Mais j'ose croire qu'Aubier se trompe, rétorque le Belge. S'il est vrai que je suis, comme tous mes coéquipiers de l'équipe Mapei-GB, suivi médicalement, je ne ne pense pas que nous puissions parler de dopage. La relation que j'ai établie avec le docteur Vanmol est basée sur la confiance. Il ne peut donc me tromper sur le mode de préparation qu'il me propose. Les charges de travail y ont une grande importance, de même que la diététique. Il m'arrive parfois de prendre un supplément de fer ou un complexe vitaminé. Mais cette démarche ne se distingue pas de celle de n'importe quel citoyen un peu fatigué.

Frank Vandenbroucke ne se voile, cependant, pas la face. Il ne nie pas le dopage qui existe dans le peloton.

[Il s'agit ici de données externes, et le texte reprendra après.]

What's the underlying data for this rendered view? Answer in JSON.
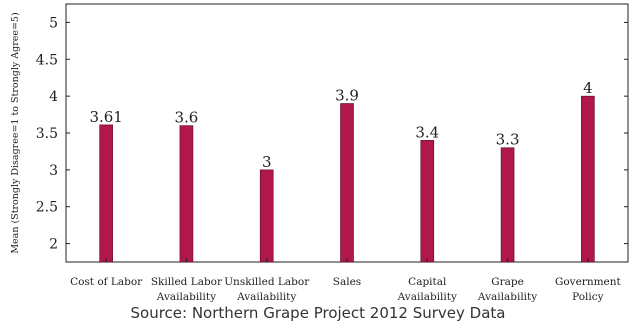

C'est vrai que je me pose parfois des questions, poursuit-il. Quand vous avez le sentiment d'être vraiment en superforme, presque imbattable, et qu'un adversaire dont vous connaissez les défauts et les qualités vous laisse sur place, vous vous demandez ce qu'il a «fait» de plus que vous. A cet égard, je suis totalement pour l'intensification de la lutte contre le dopage. Cela aura le mérite de ramener une plus grande égalité entre les coureurs...

Chris Goossens : «Toute

réussite n'est pas suspecte »

Médecin auprès de la LVB, Chris Goossens n'est nullement étonné par tout ce qui se dit et écrit autour du dopage, ces dernières semaines. Cela correspond à ce que nous sommes plusieurs à penser depuis des années, commence-t-il. Le problème, jusqu'à présent, a été d'apporter la preuve de certaines pratiques répréhensibles. Mais si le Comité olympique italien et la justice de ce pays se mettent en tête de les démonter, les failles du système devraient apparaître rapidement...

Manifestement ravi d'imaginer, soudain, un cyclisme plus propre, le Belge en appelle, toutefois, à la prudence. Il craint une généralisation hâtive.

Il ne faut pas que toute réussite apparaisse, désormais, comme suspecte, poursuit le médecin belge. Prenons, par exemple, les pistiers français qui, aux JO d'Atlanta, ont été prodigieux. Pour avoir été témoin de leur travail, je crois que ces coureurs sont arrivés légalement et sainement au sommet.

Du coup, Chris Goossens n'est pas de ceux qui pensent que la lutte contre l'EPO ou l'hormone de croissance est ouverte parce que d'autres méthodes de préparation, encore plus illicites et efficaces, ont été mises au point.

Au contraire, j'ai le sentiment que nous en sommes revenus à une plus grande orthodoxie, insiste-t-il. A la LVB, nous travaillons de concert avec le département de médecine sportive de la VUB, sans nous mettre hors la loi, sans mettre davantage la santé des coureurs en jeu. Cette tendance va aller en se généralisant, parce qu'elle respecte l'athlète et lui permet d'acquérir un certain niveau. Et plus le dopage sera combattu, plus notre démarche sera pertinente.